Résolument contemporain

Il m’arrive de penser qu’on ne s’est pas encore suffisamment arrêté sur sa dernière décennie, pour prendre le temps de regarder l’évolution de son œuvre et combien ses propos étaient dans l’air du temps, estime Yasmine Berrada Sounni. En quoi étaient-ils importants ? Comment raisonnent-ils dans son discours premier et comment subliment-ils la genèse de son travail ? Il traitait ses sujets — les catastrophes climatiques en flammes, le corps féminin en courbes, les astres, les arbres et les ondes, bref, la force de notre monde naturel — de manière si précise, si avant-gardiste, engagée et sincère. Comment les expositions de ces dix dernières années illustrent une nouvelle fois le pouvoir de son œuvre ? Intemporel et résolument contemporain…

À travers la dernière décennie, Melehi se préoccupait de l’avenir de la planète, en déployant son propre langage visuel pour affronter les enjeux du changement climatique. Il s’est exprimé à propos d’un nouveau départ dans sa mobilisation et dans son art : “C’est ce qui constitue aujourd’hui l’essentiel de ma réflexion qui est par ailleurs devenue une préoccupation majeure sur le plan international : quel est le devenir de notre planète, voire le destin de l’humanité ? Une exposition sur le climat ne m’aurait jamais traversé l’esprit dans les années 1950 ou 1960, car notre combat était différent ; il était surtout d’ordre social et politique en parallèle avec nos préoccupations plastiques et professionnelles”, disait-il en 2019.

Dans la revue Souffles, le poète Mostafa Nissabouri disait de Melehi : “Et plus que chez aucun autre artiste… on se doutait vite que la peinture pour lui — sinon l’art en général — était indissociable d’une vision globale de la modernité, non pas ailleurs, mais ici et maintenant.

Yasmine Berrada Sounni confirme cet aspect visionnaire : “Il abordait la vie par instinct, un visionnaire qui puisait dans sa sensibilité et une forte introspection.
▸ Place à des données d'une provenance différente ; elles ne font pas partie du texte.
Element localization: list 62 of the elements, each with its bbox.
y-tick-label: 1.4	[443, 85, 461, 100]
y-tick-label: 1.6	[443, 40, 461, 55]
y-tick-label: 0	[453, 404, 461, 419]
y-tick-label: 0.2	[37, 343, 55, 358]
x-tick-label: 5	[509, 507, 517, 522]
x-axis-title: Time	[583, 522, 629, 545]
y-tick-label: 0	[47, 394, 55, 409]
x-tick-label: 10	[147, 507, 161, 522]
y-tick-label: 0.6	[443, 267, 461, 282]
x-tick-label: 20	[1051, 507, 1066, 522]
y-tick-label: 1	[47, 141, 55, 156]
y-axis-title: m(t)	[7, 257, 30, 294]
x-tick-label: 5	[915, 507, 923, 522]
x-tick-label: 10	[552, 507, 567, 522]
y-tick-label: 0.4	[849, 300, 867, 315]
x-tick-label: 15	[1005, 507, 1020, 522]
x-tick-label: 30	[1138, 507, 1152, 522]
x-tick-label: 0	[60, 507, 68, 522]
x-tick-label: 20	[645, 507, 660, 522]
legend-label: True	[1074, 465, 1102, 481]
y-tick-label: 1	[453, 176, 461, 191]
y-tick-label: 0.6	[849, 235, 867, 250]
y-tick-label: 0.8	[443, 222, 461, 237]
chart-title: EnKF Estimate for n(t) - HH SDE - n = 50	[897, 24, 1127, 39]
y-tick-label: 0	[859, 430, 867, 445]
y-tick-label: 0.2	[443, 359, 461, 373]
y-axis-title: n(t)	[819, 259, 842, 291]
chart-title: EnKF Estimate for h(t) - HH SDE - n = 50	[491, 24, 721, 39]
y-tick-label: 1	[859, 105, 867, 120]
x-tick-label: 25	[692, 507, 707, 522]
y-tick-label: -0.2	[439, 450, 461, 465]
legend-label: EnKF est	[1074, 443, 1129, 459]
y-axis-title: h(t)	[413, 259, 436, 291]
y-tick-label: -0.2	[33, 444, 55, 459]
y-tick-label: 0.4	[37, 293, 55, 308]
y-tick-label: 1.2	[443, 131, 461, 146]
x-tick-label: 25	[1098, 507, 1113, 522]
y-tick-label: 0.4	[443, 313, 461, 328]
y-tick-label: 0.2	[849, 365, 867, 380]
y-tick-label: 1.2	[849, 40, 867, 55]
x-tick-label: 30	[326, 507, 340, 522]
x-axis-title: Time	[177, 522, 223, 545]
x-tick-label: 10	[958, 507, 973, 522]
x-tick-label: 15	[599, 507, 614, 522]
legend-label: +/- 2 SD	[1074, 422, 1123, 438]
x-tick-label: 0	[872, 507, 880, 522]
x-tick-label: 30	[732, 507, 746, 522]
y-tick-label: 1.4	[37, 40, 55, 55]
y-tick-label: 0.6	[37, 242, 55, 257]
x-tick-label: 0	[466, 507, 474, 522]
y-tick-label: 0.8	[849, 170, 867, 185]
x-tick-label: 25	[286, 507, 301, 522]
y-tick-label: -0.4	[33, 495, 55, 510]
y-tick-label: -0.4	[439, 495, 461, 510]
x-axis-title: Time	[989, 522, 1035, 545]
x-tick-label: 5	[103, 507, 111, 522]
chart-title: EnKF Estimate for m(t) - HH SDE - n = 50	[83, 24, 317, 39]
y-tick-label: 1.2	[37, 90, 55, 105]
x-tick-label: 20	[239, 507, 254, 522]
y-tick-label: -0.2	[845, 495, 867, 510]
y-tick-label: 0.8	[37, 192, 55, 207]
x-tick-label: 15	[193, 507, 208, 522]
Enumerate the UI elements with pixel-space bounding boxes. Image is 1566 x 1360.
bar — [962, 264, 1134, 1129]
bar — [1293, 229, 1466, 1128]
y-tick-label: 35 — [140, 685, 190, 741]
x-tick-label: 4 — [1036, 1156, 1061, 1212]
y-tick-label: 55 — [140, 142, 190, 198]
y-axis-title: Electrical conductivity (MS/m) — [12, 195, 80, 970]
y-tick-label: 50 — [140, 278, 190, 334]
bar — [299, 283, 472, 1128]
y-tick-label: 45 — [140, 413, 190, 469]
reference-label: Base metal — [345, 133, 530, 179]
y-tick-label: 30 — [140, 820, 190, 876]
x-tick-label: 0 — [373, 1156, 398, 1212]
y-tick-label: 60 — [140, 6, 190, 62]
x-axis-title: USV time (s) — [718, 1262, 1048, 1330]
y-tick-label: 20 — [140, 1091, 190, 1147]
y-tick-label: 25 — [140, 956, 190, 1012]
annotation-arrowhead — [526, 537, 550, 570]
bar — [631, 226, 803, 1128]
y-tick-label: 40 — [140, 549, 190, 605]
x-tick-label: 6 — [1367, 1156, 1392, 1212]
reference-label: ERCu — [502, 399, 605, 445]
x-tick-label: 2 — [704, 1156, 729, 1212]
Très inspiré par le soufisme et le zen, Melehi était tout d’abord en accord avec lui-même, donc capable de recevoir les messages, les fulgurances.”

Courage, sensibilité et audace, résume Myriem Berrada Sounni. Ces vertus font de Melehi une légende, une force tranquille dans le monde de l’art. Pour nous, il s’est montré complice, une sorte de mentor, plein de générosité, toujours impliqué de près ou de loin dans l’évolution de la galerie.